Königssohn Johannes ließ das silberne Kügelchen rollen, und wohin es rollte, dahin richtete er auch seinen Schritt. Ob er lange ging oder nicht so lang - er kam an ein goldenes Schloß, das so hell wie Feuer lohte. Vor dem Tore wimmelte es von furchtbaren Drachenschlangen, die an goldene Ketten geschmiedet waren. Daneben stand ein Brunnen; am Brunnen hing ein goldener Eimer, an einer goldenen Kette hing er herab. Johannes der Königssohn schöpfte Wasser mit dem goldenen Eimer und tränkte die Schlangen. Da legten sie sich nieder und wurden still. Der Königssohn trat in das Schloß, und Elena, die Wunderschöne, kam ihm entgegen: «Wer bist du, guter Jüngling?»

«Ich bin Johannes, der Königssohn.»

«Wie kamst du hierher - kamst du aus freiem Willen oder aus Zwang?»

«Ganz aus freiem Willen kam ich, ich suche meine liebe Mutter, Anastasia mit den goldenen Flechten.

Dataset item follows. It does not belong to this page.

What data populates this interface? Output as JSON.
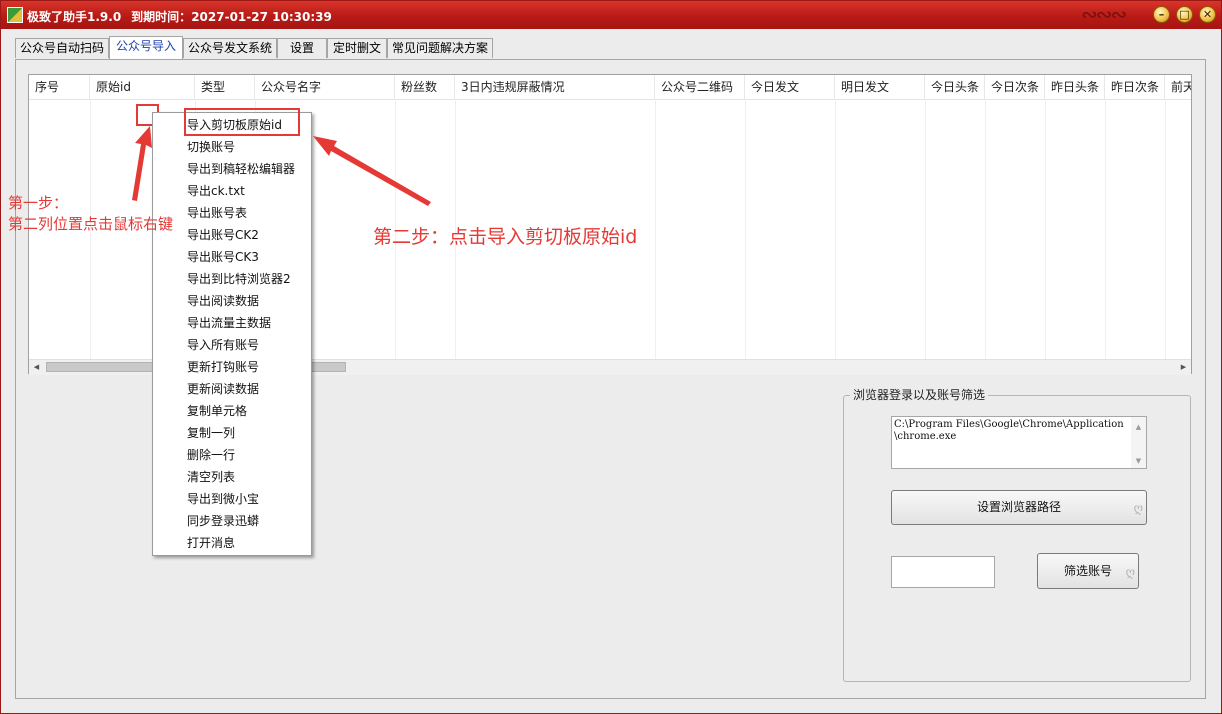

Hast du Kenntnis davon, wo sie zu finden ist?» «Wie sollte ich nicht Kenntnis davon haben, sie lebt ja nicht weit von hier! Jede Woche fliegt der Sturmwind zu ihr, zu mir kommt er einmal im Monat. Hier hast du ein goldenes Kügelchen, wirf es vor dich hin und folge seiner Spur! Es wird dich dorthin leiten, wohin du mußt. Und nimm auch noch dieses goldene Ringlein! In dem goldenen Ringlein ist das ganze goldene Königreich beschlossen. Denke daran, o Königssohn, wenn du den Sturmwind besiegst, vergiß mich Arme nicht und nimm mich mit dir in die freie Welt!»

«Gut», sagte Königssohn Johannes, «ich werde dich mit mir nehmen!»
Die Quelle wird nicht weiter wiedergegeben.